Make a point of asking your solicitor about the responsibilities of the landlord. These can include insuring the building, maintenance work, decorating communal areas every so many years, and providing management accounts amongst other things. Ask yourself if you can manage that and if you can afford the upfront costs to manage it.
Be aware of flying freeholds. A flying freehold exists when two freeholds overlap. For example, you could have a cellar, loft space or balcony which extends beyond the boundary of your freehold and over the boundary of the neighbouring freehold. You could also have a first floor premises with a driveway passing underneath giving access to another freeholder. It goes without saying that these circumstances will create more work for your solicitor and therefore, a higher legal bill.
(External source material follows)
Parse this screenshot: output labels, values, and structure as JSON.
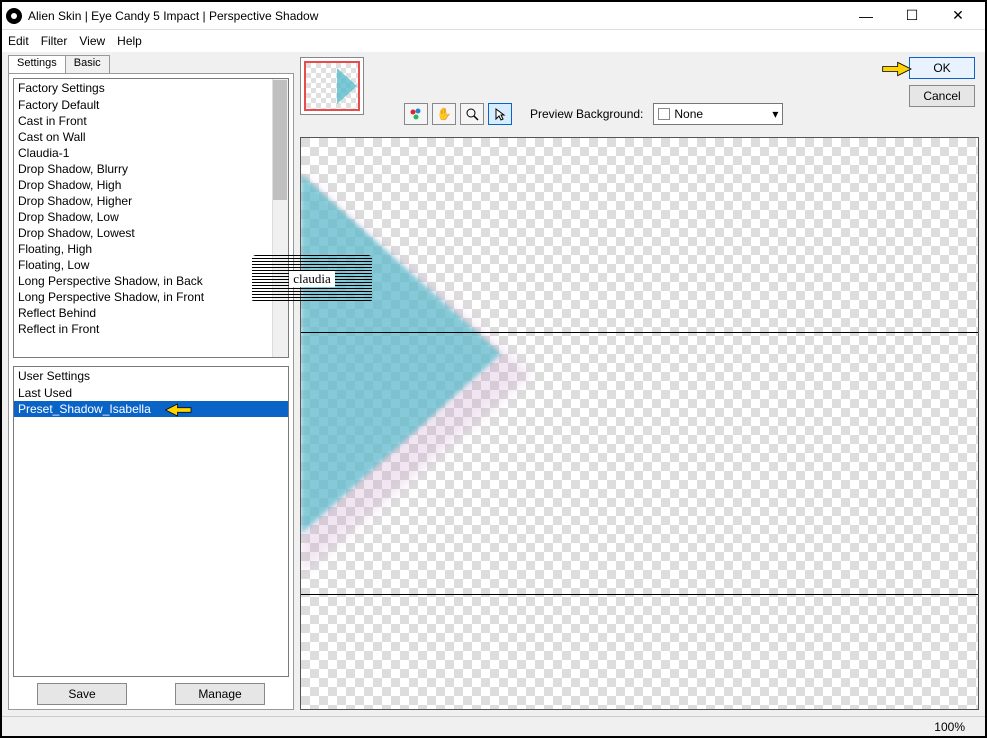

Should you purchase a freehold?
Owning freeholds can be stressful, but I love the business of owning them because I have a good team of people around me to help with the management and maintenance. They are great investments which don’t lose value like a property might in a buyers’ market. Do your own research and carry out plenty of due diligence on yourself, your management, and your circumstances to understand if it is even feasible before you get too carried away.
On the flip side, if you are buying a freehold property that doesn’t come with the responsibility to manage other leases then you need not worry. In these circumstances, you have complete ownership of the building and the land. Subject to building regulations and planning permission, you may make alterations to the property without seeking permission from any landowner.